Rachel VALIENTE, Appellant/Cross Appellee, v. Jorge VALIENTE, Appellee/Cross Appellant.
    No. 95-04613.
    District Court of Appeal of Florida, Second District.
    Feb. 14, 1997.
    Joseph F. McDermott, St. Petersburg Beach, for AppellanVCross Appellee.
    Cally E. Smith and Paul B. Catania of Catania & Catania, P.A, Tampa, for Appel-lee/Cross Appellant.
   DANAHY, Acting Chief Judge.

This appeal and cross appeal from a final judgment of dissolution raise issues regarding the rotating child custody arrangement, child support, alimony, and equitable distribution. We reverse that portion of the final judgment ordering rotating custody. We do not address the related issue of child support here because the trial court, when it redetermines the custody issue on remand, must also reexamine the issue of child support based on its new custody determination. We find no error on the remaining issues raised. On remand, when the parties are again before the court, the issue of rehabilitative alimony, on which the trial court reserved jurisdiction, should also be revisited because of the passage of over a year since entry of the final judgment.

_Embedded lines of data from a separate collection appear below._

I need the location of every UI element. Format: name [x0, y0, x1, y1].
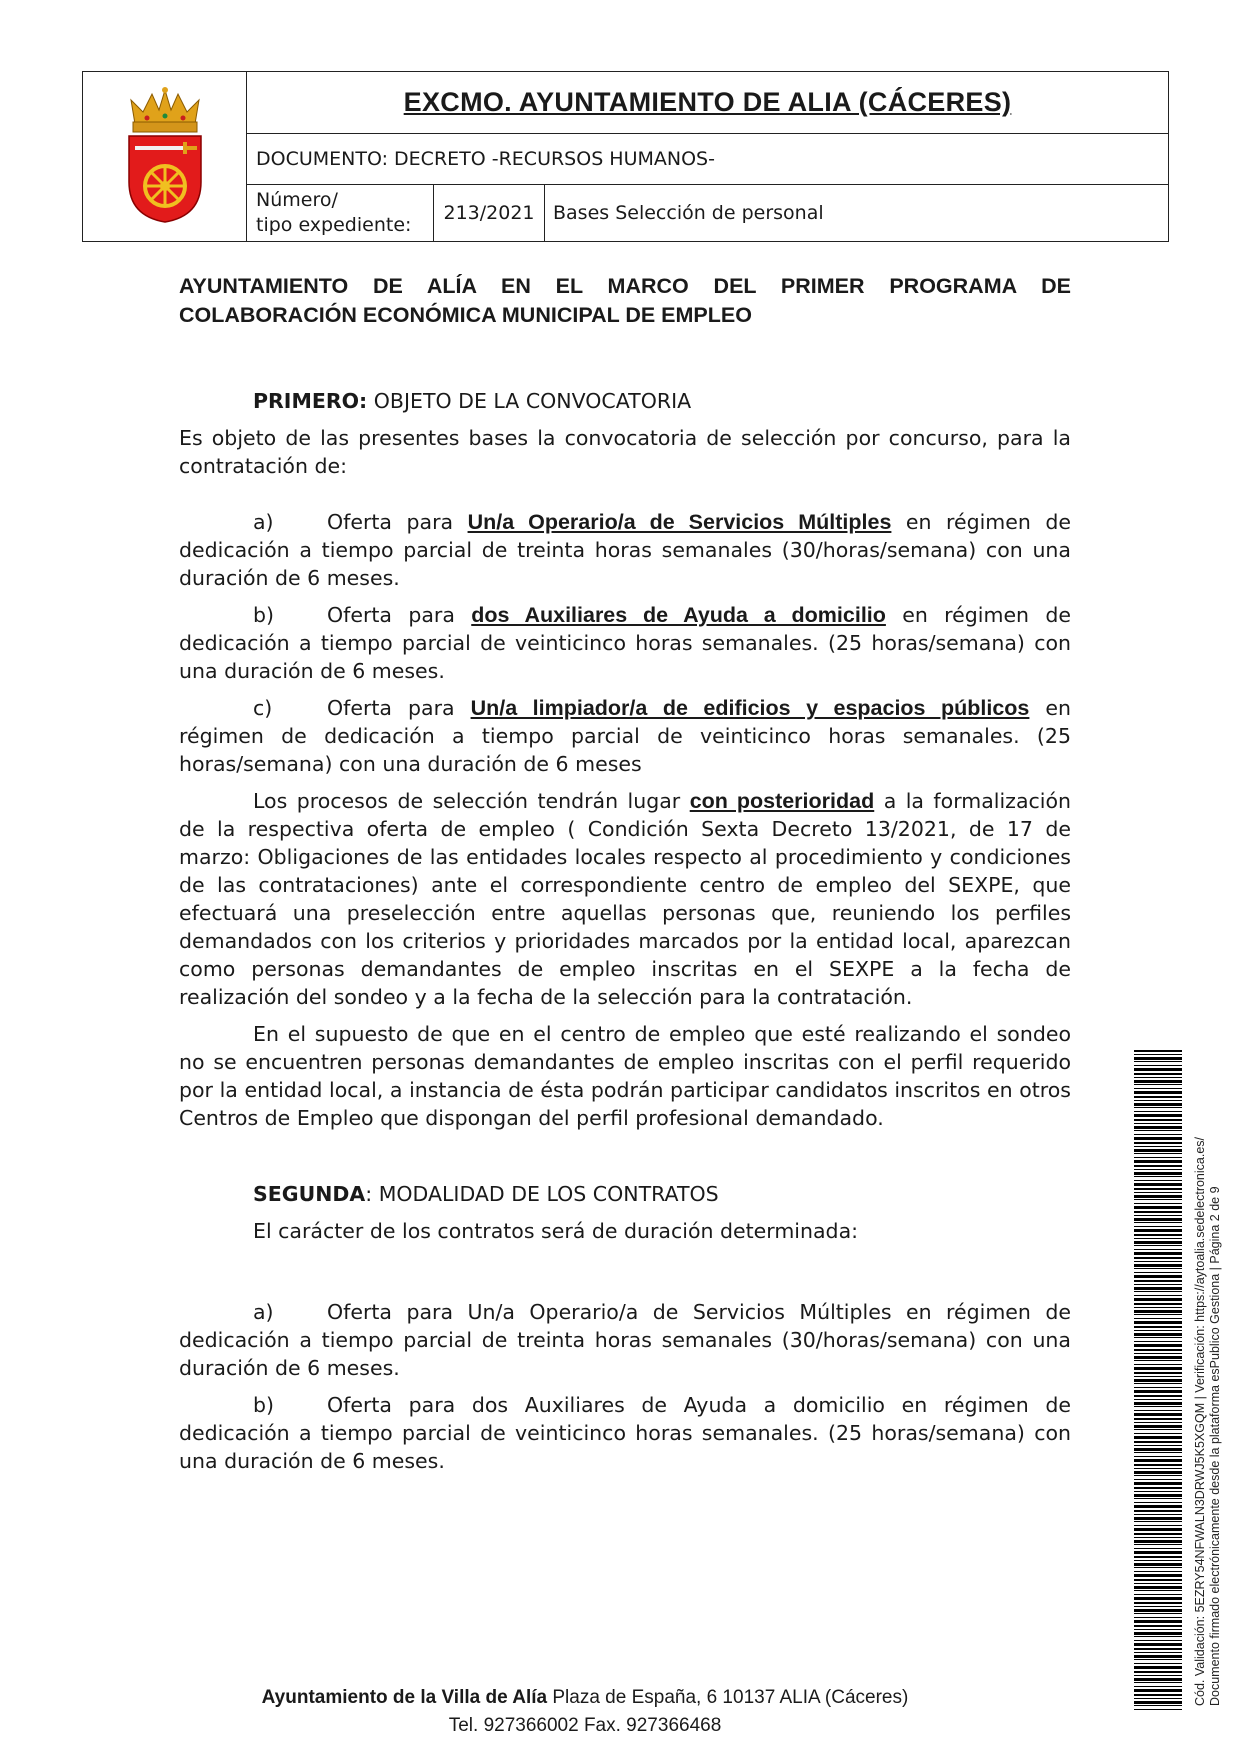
item-label: a) — [253, 1300, 274, 1324]
item-text: Oferta para dos Auxiliares de Ayuda a domicilio en régimen de dedicación a tiempo parcial de veinticinco horas semanales. (25 horas/semana) con una duración de 6 meses. — [179, 1393, 1071, 1473]
item-text: Oferta para — [327, 603, 472, 627]
expediente-label-line2: tipo expediente: — [256, 214, 412, 236]
expediente-description: Bases Selección de personal — [553, 202, 824, 224]
section-title: : MODALIDAD DE LOS CONTRATOS — [365, 1182, 719, 1206]
main-heading: AYUNTAMIENTO DE ALÍA EN EL MARCO DEL PRIMER PROGRAMA DE COLABORACIÓN ECONÓMICA MUNICIPAL DE EMPLEO — [179, 274, 1071, 327]
segunda-item-a — [179, 1298, 1071, 1382]
expediente-label — [256, 188, 426, 238]
header-title-row — [247, 72, 1168, 134]
document-body — [179, 272, 1071, 1475]
coat-of-arms-icon — [125, 86, 205, 224]
section-primero-title — [179, 387, 1071, 415]
paragraph-text: Los procesos de selección tendrán lugar — [253, 789, 690, 813]
page-footer — [0, 1684, 1170, 1740]
item-highlight: Un/a limpiador/a de edificios y espacios públicos — [470, 696, 1030, 720]
primero-item-b — [179, 601, 1071, 685]
document-type: DOCUMENTO: DECRETO -RECURSOS HUMANOS- — [256, 148, 715, 170]
item-highlight: dos Auxiliares de Ayuda a domicilio — [471, 603, 886, 627]
section-segunda-title — [179, 1180, 1071, 1208]
signature-info-line: Documento firmado electrónicamente desde la plataforma esPublico Gestiona | Página 2 de 9 — [1208, 1186, 1222, 1706]
paragraph-text: a la formalización de la respectiva oferta de empleo ( Condición Sexta Decreto 13/2021, de 17 de marzo: Obligaciones de las entidades locales respecto al procedimiento y condiciones de las contrataciones) ante el correspondiente centro de empleo del SEXPE, que efectuará una preselección entre aquellas personas que, reuniendo los perfiles demandados con los criterios y prioridades marcados por la entidad local, aparezcan como personas demandantes de empleo inscritas en el SEXPE a la fecha de realización del sondeo y a la fecha de la selección para la contratación. — [179, 789, 1072, 1009]
expediente-row — [247, 185, 1168, 241]
paragraph-highlight: con posterioridad — [689, 789, 875, 813]
item-text: en régimen de dedicación a tiempo parcial de treinta horas semanales (30/horas/semana) con una duración de 6 meses. — [179, 510, 1072, 590]
segunda-item-b — [179, 1391, 1071, 1475]
document-header — [82, 71, 1169, 242]
footer-address — [0, 1684, 1170, 1712]
validation-code-line: Cód. Validación: 5EZRY54NFWALN3DRWJ5K5XGQM | Verificación: https://aytoalia.sedelectronica.es/ — [1193, 1136, 1207, 1706]
item-label: c) — [253, 696, 273, 720]
footer-address-text: Plaza de España, 6 10137 ALIA (Cáceres) — [547, 1687, 909, 1708]
primero-paragraph-2: En el supuesto de que en el centro de empleo que esté realizando el sondeo no se encuentren personas demandantes de empleo inscritas con el perfil requerido por la entidad local, a instancia de ésta podrán participar candidatos inscritos en otros Centros de Empleo que dispongan del perfil profesional demandado. — [179, 1022, 1071, 1130]
item-highlight: Un/a Operario/a de Servicios Múltiples — [467, 510, 892, 534]
page-title: EXCMO. AYUNTAMIENTO DE ALIA (CÁCERES) — [403, 87, 1012, 117]
item-label: b) — [253, 1393, 275, 1417]
item-text: Oferta para — [327, 696, 471, 720]
item-text: en régimen de dedicación a tiempo parcial de veinticinco horas semanales. (25 horas/semana) con una duración de 6 meses. — [179, 603, 1072, 683]
logo-cell — [83, 72, 247, 241]
section-label: SEGUNDA — [253, 1182, 366, 1206]
primero-intro: Es objeto de las presentes bases la convocatoria de selección por concurso, para la contratación de: — [179, 426, 1071, 478]
item-text: Oferta para Un/a Operario/a de Servicios Múltiples en régimen de dedicación a tiempo parcial de treinta horas semanales (30/horas/semana) con una duración de 6 meses. — [179, 1300, 1071, 1380]
item-label: a) — [253, 510, 274, 534]
primero-item-c — [179, 694, 1071, 778]
section-label: PRIMERO: — [253, 389, 368, 413]
footer-org-name: Ayuntamiento de la Villa de Alía — [261, 1687, 548, 1708]
expediente-label-line1: Número/ — [256, 189, 338, 211]
segunda-intro: El carácter de los contratos será de duración determinada: — [253, 1219, 859, 1243]
item-label: b) — [253, 603, 275, 627]
footer-phone: Tel. 927366002 Fax. 927366468 — [448, 1715, 722, 1736]
item-text: en régimen de dedicación a tiempo parcial de veinticinco horas semanales. (25 horas/semana) con una duración de 6 meses — [179, 696, 1072, 776]
document-type-row — [247, 134, 1168, 185]
primero-paragraph-1 — [179, 787, 1071, 1011]
validation-barcode — [1134, 1050, 1182, 1710]
primero-item-a — [179, 508, 1071, 592]
expediente-number: 213/2021 — [433, 185, 545, 241]
validation-side-text — [1193, 1046, 1223, 1706]
section-title: OBJETO DE LA CONVOCATORIA — [367, 389, 692, 413]
item-text: Oferta para — [327, 510, 468, 534]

We have previously reviewed custody orders which mandate that divorced parents share custody of their minor children on a rotating basis. We have come to the conclusion that such arrangement is strongly disfavored and should be avoided unless peculiar factors in an individual case require otherwise. See Garvie v. Garvie, 659 So.2d 394 (Fla. 2d DCA 1995), and Langford v. Ortiz, 654 So.2d 1237 (Fla. 2d DCA 1995); compare Quinn v. Settel, 682 So.2d 617 (Fla. 3d DCA 1996) (affirming rotating custody). In Lang-ford we laid out the prerequisite factors necessary to support an extraordinary order of rotating custody. These factors are:

(1) that the child was older and mature; (2) that the child was not yet in school; (3) that the parents lived near each other; (4) that the child preferred rotating custody; (5) that rotation would not have a disruptive effect on the child; (6) that the periods of time spent with each parent were reasonable; and (7) that the periods of custody were related to divisions in the child’s life, such as the school year.

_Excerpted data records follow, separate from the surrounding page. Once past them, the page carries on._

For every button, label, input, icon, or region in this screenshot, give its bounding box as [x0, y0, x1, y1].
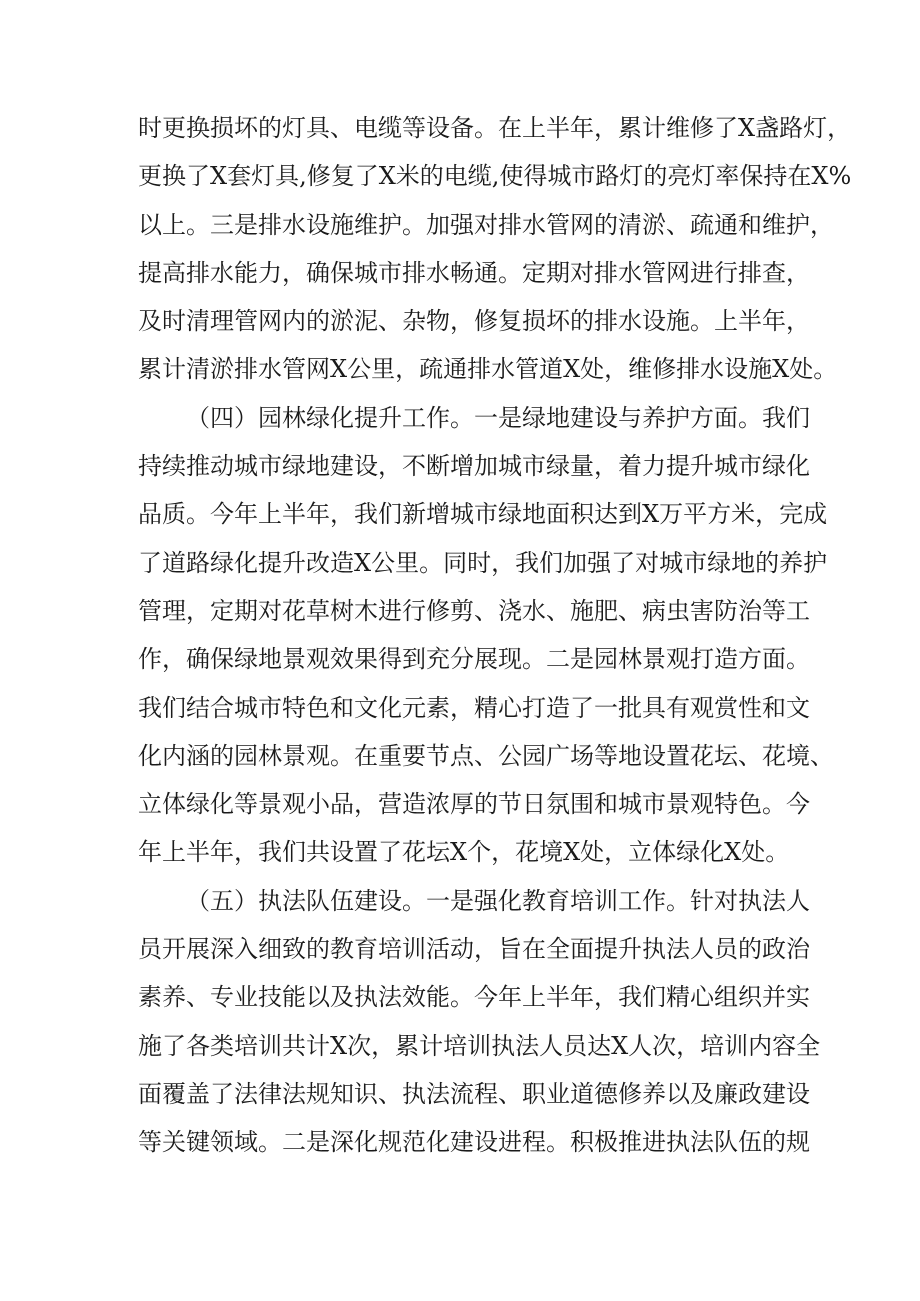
- text-line: 时更换损坏的灯具、电缆等设备。在上半年，累计维修了X盏路灯，: [138, 114, 852, 142]
- text-line: 员开展深入细致的教育培训活动，旨在全面提升执法人员的政治: [138, 935, 810, 964]
- text-line: 了道路绿化提升改造X公里。同时，我们加强了对城市绿地的养护: [138, 548, 828, 577]
- section-heading-line: （四）园林绿化提升工作。一是绿地建设与养护方面。我们: [186, 403, 810, 432]
- text-line: 更换了X套灯具,修复了X米的电缆,使得城市路灯的亮灯率保持在X%: [138, 162, 852, 191]
- text-line: 持续推动城市绿地建设，不断增加城市绿量，着力提升城市绿化: [138, 452, 810, 481]
- text-line: 立体绿化等景观小品，营造浓厚的节日氛围和城市景观特色。今: [138, 790, 810, 819]
- text-line: 及时清理管网内的淤泥、杂物，修复损坏的排水设施。上半年，: [138, 307, 810, 336]
- body-text: [138, 104, 852, 1167]
- text-line: 管理，定期对花草树木进行修剪、浇水、施肥、病虫害防治等工: [138, 596, 810, 625]
- section-heading-line: （五）执法队伍建设。一是强化教育培训工作。针对执法人: [186, 886, 810, 915]
- text-line: 我们结合城市特色和文化元素，精心打造了一批具有观赏性和文: [138, 693, 810, 722]
- text-line: 品质。今年上半年，我们新增城市绿地面积达到X万平方米，完成: [138, 500, 828, 529]
- text-line: 提高排水能力，确保城市排水畅通。定期对排水管网进行排查，: [138, 258, 810, 287]
- text-line: 累计清淤排水管网X公里，疏通排水管道X处，维修排水设施X处。: [138, 355, 838, 384]
- text-line: 化内涵的园林景观。在重要节点、公园广场等地设置花坛、花境、: [138, 741, 834, 770]
- text-line: 作，确保绿地景观效果得到充分展现。二是园林景观打造方面。: [138, 645, 810, 674]
- text-line: 施了各类培训共计X次，累计培训执法人员达X人次，培训内容全: [138, 1031, 821, 1060]
- text-line: 年上半年，我们共设置了花坛X个，花境X处，立体绿化X处。: [138, 838, 790, 867]
- text-line: 等关键领域。二是深化规范化建设进程。积极推进执法队伍的规: [138, 1128, 810, 1157]
- text-line: 素养、专业技能以及执法效能。今年上半年，我们精心组织并实: [138, 983, 810, 1012]
- text-line: 以上。三是排水设施维护。加强对排水管网的清淤、疏通和维护，: [138, 210, 834, 239]
- text-line: 面覆盖了法律法规知识、执法流程、职业道德修养以及廉政建设: [138, 1079, 810, 1108]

Langford, 654 So.2d at 1238 (citations omitted). The children in the case before us are now six and ten years old. We do not consider that this fact satisfies the first factor and it clearly does not satisfy the second. The trial court ordered that the children’s mother have custody of them every Monday, Monday night, Tuesday and Tuesday night, and that she deliver them to school on Wednesday mornings. The father would have custody every Wednesday, Wednesday night, Thursday, and Thursday night, and deliver them to school on Friday mornings. The parents were to have custody on alternate weekends. Although on the face of it this arrangement might seem reasonable, in splitting the children’s time with their parents in equal halves, it produces a major disruption in the children’s lives by continually shuffling them from one home to another at frequent intervals for short stays. Thus, the fifth and sixth factors are not satisfied. The current arrangement also clearly fails to satisfy the seventh factor.

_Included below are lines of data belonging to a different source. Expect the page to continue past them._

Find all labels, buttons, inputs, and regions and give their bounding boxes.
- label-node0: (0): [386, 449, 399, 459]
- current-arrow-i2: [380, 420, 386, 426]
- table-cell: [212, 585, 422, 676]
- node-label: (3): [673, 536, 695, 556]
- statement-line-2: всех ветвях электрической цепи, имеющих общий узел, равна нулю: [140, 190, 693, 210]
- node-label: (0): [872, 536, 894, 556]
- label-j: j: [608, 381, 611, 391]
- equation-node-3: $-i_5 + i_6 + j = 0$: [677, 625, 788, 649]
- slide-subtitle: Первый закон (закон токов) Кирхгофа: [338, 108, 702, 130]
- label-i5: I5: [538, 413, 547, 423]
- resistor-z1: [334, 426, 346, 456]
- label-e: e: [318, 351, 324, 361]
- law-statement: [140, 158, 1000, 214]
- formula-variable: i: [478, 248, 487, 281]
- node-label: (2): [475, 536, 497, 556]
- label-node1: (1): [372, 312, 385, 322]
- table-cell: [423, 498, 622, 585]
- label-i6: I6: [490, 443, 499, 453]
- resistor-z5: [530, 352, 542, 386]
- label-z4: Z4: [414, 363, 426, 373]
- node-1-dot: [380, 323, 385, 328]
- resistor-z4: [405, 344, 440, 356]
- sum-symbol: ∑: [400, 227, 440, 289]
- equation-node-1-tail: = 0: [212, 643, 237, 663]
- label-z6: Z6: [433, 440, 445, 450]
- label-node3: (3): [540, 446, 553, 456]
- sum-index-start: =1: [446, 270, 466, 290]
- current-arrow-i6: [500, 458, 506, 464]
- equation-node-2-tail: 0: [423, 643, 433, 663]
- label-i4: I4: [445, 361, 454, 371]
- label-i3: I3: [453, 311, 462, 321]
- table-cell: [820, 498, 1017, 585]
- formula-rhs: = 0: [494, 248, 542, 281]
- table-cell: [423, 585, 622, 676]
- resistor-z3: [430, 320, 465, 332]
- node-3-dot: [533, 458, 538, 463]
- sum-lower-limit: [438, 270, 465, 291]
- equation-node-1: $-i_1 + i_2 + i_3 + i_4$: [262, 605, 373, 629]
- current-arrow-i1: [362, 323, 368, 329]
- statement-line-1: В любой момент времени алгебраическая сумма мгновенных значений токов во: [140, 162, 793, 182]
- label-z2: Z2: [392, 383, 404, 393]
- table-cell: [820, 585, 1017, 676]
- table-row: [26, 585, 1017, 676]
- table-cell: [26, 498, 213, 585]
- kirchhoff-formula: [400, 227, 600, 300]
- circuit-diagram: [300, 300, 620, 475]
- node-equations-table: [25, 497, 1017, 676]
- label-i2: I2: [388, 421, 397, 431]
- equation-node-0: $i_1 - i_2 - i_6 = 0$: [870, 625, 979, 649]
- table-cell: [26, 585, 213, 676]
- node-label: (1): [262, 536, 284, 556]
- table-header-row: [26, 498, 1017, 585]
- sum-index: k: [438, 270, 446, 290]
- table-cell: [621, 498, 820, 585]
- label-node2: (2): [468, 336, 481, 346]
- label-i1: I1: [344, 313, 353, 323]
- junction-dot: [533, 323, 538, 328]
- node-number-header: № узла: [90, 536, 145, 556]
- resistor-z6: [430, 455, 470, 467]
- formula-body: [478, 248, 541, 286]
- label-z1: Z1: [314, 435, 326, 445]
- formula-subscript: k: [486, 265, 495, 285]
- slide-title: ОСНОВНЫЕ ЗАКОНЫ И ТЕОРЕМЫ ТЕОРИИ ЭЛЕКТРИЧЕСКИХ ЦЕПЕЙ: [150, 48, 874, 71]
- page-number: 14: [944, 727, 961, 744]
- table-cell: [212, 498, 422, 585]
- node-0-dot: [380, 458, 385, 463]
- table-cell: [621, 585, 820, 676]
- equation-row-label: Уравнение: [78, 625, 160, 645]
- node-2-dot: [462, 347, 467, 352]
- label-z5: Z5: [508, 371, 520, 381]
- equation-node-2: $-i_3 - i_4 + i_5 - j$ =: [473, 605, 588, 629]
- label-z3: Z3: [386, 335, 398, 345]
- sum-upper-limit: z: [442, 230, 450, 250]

Accordingly, we affirm the trial court’s order except that portion dealing with custody which we reverse. We remand for another hearing to determine primary residential custody based on the children’s best interests and child support as necessary and available for the primary custodian as determined at that hearing. As noted at the outset, we also direct the trial court to revisit the issue of rehabilitative alimony for the appellant.

QUINCE, J., and HALL, VINCENT T., (Senior) Judge, concur.